9M18 core earnings of RM352.2m (-16%) and interim dividend of 40.0sen are broadly within expectations. Illicit market share remains at its all-time high of 63% of market volume. Pending official guidelines on price increments from sales tax, the group will continue to sell at previous prices and will absorb the taxes until its resolution. Forward buying, especially on higher value products, is also anticipated during this time. Maintain UNDERPERFORM and TP of RM28.25.
9M18 broadly within. We deem 9M18’s net profit of RM352.2m to be broadly within our but below consensus estimates, making-up 78% and 76% of respective full-year expectations. A weaker 4Q18 is anticipated from high forward purchases in 3Q18 from the pending price increase per pack. The interim dividend of 40.0 sen (YTD: 108.0 sen) is also within our full-year estimate of 150.0 sen.
YoY, 9M18 revenue of RM2.05b (-8%) was dragged by the unyielding illicit market which remains at its all-time high market share of 63% for the fourth consecutive quarter and a decline in industry volume by 4% YTD. Operating profits also saw a decline at RM474.1m (-13%) as operating margin was softened (-1.3ppt from 24.4%) by a higher sales proportion of lower-yield VFM products (introduced in October 2017). Core net profits closed at RM352.2m (-16%) after adjustments from one-off restructuring expenses in 9M17.
QoQ, 3Q18 sales of RM735.5m grew by 8%, thanks to greater levels of forward buying in August on higher volume products in anticipation of sales tax-driven price hikes. Boosted from “tax-holiday” savings and non-reduction of prices, operating profits rose to RM192.3m (+27%) with operating margin of 26.1% (+3.7ppt). Subsequently, 3Q18 core net earnings registered at RM145.8m (+32%) which was also boosted by lower effective taxes.
Thicker smoke ahead.

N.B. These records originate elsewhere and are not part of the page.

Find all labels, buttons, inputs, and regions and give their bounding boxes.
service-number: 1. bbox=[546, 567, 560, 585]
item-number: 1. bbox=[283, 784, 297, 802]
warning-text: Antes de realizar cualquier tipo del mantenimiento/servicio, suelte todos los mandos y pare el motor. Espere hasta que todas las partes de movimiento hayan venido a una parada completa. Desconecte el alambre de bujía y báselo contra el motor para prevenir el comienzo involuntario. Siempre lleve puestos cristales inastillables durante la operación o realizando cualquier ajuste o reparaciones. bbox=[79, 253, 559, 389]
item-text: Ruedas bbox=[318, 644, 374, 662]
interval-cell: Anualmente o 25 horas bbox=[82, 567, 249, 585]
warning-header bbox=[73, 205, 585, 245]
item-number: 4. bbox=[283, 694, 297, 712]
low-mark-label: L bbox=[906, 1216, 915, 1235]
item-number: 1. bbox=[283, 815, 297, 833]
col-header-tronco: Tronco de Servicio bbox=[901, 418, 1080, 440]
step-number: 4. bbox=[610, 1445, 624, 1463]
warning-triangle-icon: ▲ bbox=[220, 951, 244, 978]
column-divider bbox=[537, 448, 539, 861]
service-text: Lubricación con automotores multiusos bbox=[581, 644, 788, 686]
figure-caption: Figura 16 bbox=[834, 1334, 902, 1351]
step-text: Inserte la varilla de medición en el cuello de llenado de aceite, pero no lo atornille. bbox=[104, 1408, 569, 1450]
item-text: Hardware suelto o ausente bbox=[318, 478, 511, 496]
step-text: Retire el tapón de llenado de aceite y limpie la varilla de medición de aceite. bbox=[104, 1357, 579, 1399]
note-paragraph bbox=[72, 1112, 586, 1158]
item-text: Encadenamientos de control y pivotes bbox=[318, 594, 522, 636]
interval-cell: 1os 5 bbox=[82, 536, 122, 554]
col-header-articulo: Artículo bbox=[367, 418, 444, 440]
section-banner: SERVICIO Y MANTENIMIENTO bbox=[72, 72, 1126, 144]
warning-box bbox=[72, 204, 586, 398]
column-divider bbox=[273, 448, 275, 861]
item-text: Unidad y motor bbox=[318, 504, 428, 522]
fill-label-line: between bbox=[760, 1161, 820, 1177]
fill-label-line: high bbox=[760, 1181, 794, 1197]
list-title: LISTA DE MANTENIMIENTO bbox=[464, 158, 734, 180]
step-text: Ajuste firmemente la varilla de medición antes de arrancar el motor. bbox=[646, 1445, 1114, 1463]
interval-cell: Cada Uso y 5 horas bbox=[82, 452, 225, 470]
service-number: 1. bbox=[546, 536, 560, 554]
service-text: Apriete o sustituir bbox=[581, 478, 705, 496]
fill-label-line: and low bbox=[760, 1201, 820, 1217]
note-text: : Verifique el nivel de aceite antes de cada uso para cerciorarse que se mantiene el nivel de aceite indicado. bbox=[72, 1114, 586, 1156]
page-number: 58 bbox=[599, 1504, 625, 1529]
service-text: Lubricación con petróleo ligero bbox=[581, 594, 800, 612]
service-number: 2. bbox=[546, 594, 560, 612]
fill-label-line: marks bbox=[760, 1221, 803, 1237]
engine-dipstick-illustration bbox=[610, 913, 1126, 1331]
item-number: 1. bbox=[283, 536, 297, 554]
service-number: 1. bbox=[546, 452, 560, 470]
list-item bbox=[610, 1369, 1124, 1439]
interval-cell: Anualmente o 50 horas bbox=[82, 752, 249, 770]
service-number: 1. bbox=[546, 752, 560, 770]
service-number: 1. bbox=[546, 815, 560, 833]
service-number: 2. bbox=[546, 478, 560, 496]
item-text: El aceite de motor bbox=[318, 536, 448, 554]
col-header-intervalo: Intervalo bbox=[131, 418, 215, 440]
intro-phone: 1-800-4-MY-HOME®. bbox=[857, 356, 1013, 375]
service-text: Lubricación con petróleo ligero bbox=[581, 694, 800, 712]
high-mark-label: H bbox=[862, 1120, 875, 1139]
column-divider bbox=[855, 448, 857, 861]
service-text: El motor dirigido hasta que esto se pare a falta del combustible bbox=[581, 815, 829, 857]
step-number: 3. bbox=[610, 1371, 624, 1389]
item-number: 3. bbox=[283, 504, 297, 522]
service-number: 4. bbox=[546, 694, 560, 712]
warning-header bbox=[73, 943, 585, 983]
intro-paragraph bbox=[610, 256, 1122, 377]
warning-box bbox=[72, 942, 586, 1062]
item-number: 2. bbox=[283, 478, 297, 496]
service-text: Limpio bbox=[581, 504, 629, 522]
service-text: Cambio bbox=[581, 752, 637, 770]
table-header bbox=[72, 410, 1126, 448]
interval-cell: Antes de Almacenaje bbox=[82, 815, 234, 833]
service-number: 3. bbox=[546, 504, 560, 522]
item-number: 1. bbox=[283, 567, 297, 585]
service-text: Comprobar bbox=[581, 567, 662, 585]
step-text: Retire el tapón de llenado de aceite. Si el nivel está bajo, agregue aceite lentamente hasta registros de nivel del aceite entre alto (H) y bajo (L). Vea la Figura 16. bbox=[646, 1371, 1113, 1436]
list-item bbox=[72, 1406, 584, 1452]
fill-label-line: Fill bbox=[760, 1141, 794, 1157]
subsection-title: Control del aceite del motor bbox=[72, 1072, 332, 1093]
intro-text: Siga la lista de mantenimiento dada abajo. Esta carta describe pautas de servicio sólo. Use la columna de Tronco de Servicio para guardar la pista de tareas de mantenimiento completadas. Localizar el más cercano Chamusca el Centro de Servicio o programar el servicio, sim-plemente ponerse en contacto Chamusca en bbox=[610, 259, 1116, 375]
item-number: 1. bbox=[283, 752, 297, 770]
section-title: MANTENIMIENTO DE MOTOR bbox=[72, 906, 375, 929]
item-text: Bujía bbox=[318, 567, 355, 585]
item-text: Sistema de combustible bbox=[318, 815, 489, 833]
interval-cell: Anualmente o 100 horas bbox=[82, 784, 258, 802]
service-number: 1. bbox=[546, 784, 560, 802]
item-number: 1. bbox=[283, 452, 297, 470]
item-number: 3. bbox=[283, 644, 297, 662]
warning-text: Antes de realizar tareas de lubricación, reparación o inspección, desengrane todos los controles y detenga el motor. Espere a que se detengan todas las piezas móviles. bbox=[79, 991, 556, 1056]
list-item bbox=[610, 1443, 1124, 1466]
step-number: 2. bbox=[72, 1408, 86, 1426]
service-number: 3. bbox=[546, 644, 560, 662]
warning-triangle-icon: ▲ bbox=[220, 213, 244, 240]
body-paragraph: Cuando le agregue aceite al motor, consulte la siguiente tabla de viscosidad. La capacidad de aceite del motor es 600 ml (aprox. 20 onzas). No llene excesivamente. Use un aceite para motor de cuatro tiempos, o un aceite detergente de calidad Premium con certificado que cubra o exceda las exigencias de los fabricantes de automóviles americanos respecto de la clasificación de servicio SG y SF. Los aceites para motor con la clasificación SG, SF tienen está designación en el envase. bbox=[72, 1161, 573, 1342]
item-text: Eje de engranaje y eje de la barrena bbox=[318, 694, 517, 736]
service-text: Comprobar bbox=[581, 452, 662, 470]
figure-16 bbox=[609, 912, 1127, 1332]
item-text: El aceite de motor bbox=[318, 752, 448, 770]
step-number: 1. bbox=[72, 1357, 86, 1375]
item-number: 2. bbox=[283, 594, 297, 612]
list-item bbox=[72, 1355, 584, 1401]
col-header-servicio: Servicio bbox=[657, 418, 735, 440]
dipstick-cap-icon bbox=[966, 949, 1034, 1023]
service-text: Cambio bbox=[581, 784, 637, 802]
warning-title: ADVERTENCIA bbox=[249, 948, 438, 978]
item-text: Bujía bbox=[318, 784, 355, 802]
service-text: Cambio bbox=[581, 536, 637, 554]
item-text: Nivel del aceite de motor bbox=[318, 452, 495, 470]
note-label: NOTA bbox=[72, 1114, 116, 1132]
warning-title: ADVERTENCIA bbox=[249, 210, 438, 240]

While the group and certain peers had retracted their sales tax-led price increases since 21 September 2018, it is expected that the Ministry of Health would unveil the official guidelines on the rate of increase in the coming weeks. Management does not discount the possibility that the proposed hike could be greater than the earlier rise of 50.0sen per pack. In the meantime, the group will absorb any differences in taxes until the resolution of the matter. We believe the higher margin enjoyed during the 3-months “tax holiday” could provide enough support to buffer the potential losses from this tax for the year. Regardless, it is possible that the industry may see another distortion to monthly sales number with another round of forward buying in October at the expense of November and December sales. It is likely the illicit cigarettes levels will persist at current peak levels and further down-trading to VFM products could undermine future results to come.
Post-results, we leave our assumptions unchanged for now, awaiting statements on the formalised price increase per pack.
Maintain UNDERPERFORM and Target Price of RM28.25. This is based on an unchanged 18.0x FY19E PER (-1.5SD from the 3-year mean), which could be reflective on the pessimistic outlook on the tobacco industry. Dividend yield of 4.7% for both FY18E/FY19E may seem decent but is likely to be dampened by potential capital downside.
Risks to our call include: (i) faster-than-expected recovery of legal market share, (ii) lesser-than-expected conversion towards less premium brands, and (iii) significant decrease in forex to improve cost of sales.